Néanmoins, comme par essence, un top se doit de classifier les choses, nous diviserons ici les choix en 3 parties : le rock garage, la musique “calme” (entre pop et folk dirons-nous) et, puisque nous ne sommes tout de même pas totalement hermétiques aux groupes plus actuels, une sélection des quelques rares qui nous aurons émoustillés cette année avec leurs nouvelles livraisons.

1. Le rock garage

Penchons-nous donc sur un genre revenu au goût du jour, principalement grâce à l’appui à peine visible d’un mensuel dédié au Rock, et un peu (une page…) au Folk. Avant la naissance des parents de ceux qui représentent “la scène rock parisienne”, de nombreux ancêtres s’essayaient donc à la guitare électrifiée, accompagnée le plus souvent d’une basse omniprésente, d’une batterie assourdissante, voire d’un orgue virevoltant. Bref, le rock garage. Le genre qui préfigurait pléthore d’autres genres à venir (du hard au punk, en passant par le prog). Mais chez les groupes de l’époque, point de rythmique pachydermique, pas plus que de nappes de claviers surnuméraires. Non ! En ce temps-là, tout était à l’économie, et fait dans l’urgence. Et donc, les 3 groupes qui auront retenu l’attention cette année sont The Shadows of Knight, The Remains et We the People. N’ayant ni l’envie, ni l’espace de faire la biographie de ces groupes (allmusic fait ça très bien…), intéressons-nous plutôt à leurs traces discographiques laissées à la postérité. Et tout d’abord : The Shadows of Knight, ou comment faire pour métamorphoser le pillage de tombes en œuvre personnelle. En effet, à première ouïe, on pourrait être rebuté par la 5032ème version de Hey Joe ou par la 127ème version de Gloria (il faudra d’ailleurs attendre la 128ème pour qu’un faux sosie moustachu de Jane Birkin en fasse un succès sur son cultissime Horses). Cependant, ces gens parviennent à ne pas rester dans le pur exercice de style ! On sent en effet une réelle implication dans ces covers, le solo sur Hey Joe est relativement oufesque, le Gloria sauvage à l’extrême ! Et que dire de la demie douzaine de reprises de titres de Willie Dixon qui émaillent leurs deux premiers albums (Gloria et Back Door Men), si ce n’est qu’elle donne indéniablement l’envie de se pencher sur la carrière du bluesman. Et lorsque les Ombres du Chevalier ne pillent pas leurs glorieux ancêtres (et/ou contemporains), c’est pour nous pondre des titres gigantesques (l’incroyable Gospel Zone, ou la supplique d’un mâle qui veut que sa compagne l’aime du matin au soir, de l’été jusqu’à l’hiver, dans la cour comme dans la cuisine).

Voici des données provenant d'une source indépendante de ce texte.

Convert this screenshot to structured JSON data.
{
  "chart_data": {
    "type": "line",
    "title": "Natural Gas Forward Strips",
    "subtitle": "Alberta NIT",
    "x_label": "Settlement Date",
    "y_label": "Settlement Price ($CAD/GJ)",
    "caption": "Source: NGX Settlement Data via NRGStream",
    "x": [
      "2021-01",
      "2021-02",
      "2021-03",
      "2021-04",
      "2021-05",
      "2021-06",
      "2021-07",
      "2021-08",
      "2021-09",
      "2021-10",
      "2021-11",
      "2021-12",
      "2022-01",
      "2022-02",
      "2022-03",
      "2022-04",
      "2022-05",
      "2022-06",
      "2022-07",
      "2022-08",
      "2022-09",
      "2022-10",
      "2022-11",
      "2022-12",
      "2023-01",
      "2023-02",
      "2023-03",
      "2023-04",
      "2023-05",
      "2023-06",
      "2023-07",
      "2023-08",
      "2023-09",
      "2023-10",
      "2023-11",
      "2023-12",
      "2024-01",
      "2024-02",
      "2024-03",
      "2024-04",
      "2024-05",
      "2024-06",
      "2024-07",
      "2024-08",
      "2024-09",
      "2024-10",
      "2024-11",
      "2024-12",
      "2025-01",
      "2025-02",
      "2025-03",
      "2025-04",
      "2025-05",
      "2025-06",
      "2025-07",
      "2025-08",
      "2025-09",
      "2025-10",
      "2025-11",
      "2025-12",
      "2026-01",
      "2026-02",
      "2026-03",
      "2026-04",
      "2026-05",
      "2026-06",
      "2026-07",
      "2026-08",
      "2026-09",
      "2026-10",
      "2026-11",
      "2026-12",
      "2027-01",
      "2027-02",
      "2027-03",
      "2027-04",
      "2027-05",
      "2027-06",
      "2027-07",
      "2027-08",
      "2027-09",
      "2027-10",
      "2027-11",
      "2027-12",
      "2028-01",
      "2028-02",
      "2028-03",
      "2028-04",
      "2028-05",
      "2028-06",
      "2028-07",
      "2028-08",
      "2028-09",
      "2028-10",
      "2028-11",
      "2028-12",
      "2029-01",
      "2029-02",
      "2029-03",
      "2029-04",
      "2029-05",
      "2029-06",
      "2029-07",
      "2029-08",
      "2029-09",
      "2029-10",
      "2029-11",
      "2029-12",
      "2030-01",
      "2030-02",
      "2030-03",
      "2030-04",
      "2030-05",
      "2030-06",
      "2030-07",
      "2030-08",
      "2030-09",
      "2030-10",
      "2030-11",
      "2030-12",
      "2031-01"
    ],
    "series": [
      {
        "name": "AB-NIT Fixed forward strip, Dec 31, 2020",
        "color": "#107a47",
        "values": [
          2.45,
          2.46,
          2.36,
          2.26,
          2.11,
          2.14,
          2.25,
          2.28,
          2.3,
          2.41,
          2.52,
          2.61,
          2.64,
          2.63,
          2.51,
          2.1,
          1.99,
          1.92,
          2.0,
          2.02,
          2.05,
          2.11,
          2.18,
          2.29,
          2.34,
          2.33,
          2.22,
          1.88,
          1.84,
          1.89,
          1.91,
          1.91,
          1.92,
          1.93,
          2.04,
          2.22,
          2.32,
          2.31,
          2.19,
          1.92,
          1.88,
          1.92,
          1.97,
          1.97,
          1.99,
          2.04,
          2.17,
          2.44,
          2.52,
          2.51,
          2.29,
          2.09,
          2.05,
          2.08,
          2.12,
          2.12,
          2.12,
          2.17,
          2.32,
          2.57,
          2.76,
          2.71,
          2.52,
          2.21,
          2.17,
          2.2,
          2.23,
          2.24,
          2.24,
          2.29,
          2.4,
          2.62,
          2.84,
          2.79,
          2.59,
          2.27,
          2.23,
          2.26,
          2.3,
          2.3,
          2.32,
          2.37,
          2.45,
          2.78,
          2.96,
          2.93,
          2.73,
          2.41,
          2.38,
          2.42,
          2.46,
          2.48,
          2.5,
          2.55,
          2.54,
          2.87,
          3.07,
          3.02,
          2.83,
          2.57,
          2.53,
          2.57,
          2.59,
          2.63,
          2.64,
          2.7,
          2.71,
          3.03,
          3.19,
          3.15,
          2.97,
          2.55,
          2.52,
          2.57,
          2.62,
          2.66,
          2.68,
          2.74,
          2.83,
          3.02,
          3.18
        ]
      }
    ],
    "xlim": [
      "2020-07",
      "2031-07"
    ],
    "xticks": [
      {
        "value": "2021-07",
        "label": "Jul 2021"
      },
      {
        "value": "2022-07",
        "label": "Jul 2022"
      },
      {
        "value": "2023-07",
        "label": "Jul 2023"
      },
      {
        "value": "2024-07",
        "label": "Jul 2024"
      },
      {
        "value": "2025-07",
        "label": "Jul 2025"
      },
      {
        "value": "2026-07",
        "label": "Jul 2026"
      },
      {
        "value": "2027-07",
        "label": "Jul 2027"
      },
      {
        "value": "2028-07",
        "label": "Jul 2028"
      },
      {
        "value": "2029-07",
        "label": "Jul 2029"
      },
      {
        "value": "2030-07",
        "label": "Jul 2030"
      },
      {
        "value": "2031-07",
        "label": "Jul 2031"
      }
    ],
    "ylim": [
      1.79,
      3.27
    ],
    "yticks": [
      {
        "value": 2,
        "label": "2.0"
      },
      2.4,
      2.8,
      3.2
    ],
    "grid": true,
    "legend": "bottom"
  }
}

The Remains ensuite, avec la réédition de leur album éponyme. Beaucoup moins “garage”, beaucoup plus pop. Mais tout de même, pendant un titre comme Don’t Look Back, comment ne pas avoir envie de chevaucher une grosse cylindrée, les cheveux au vent, un après-midi de juillet, sur la route de Nashville (ou au pire, de se trémousser comme un forcené sur le dancefloor de n’importe quel bar rock). Idem pour Say You’re Sorry ou encore All Good Things (ça devait remuer du popotin en 1966 !). Et puis, il y a les chansons des rockers au grand coeur : Ain’t That Her ou Baby I Believe In You. Dans toutes ces chansons en tout cas, c’est de la guitare tranchante à qui mieux mieux ou de l’orgue placé comme on l’aime (c’est-à-dire présent et non pas omniprésent !). Alors certes, parfois, on se dit qu’on écoute des Rolling Stones de seconde zone, mais bon, des copistes des Stones, cela ne vaut-il pas mieux que n’importe quel suiveur new wave actuel ? (c’était le passage vieux con de l’article…)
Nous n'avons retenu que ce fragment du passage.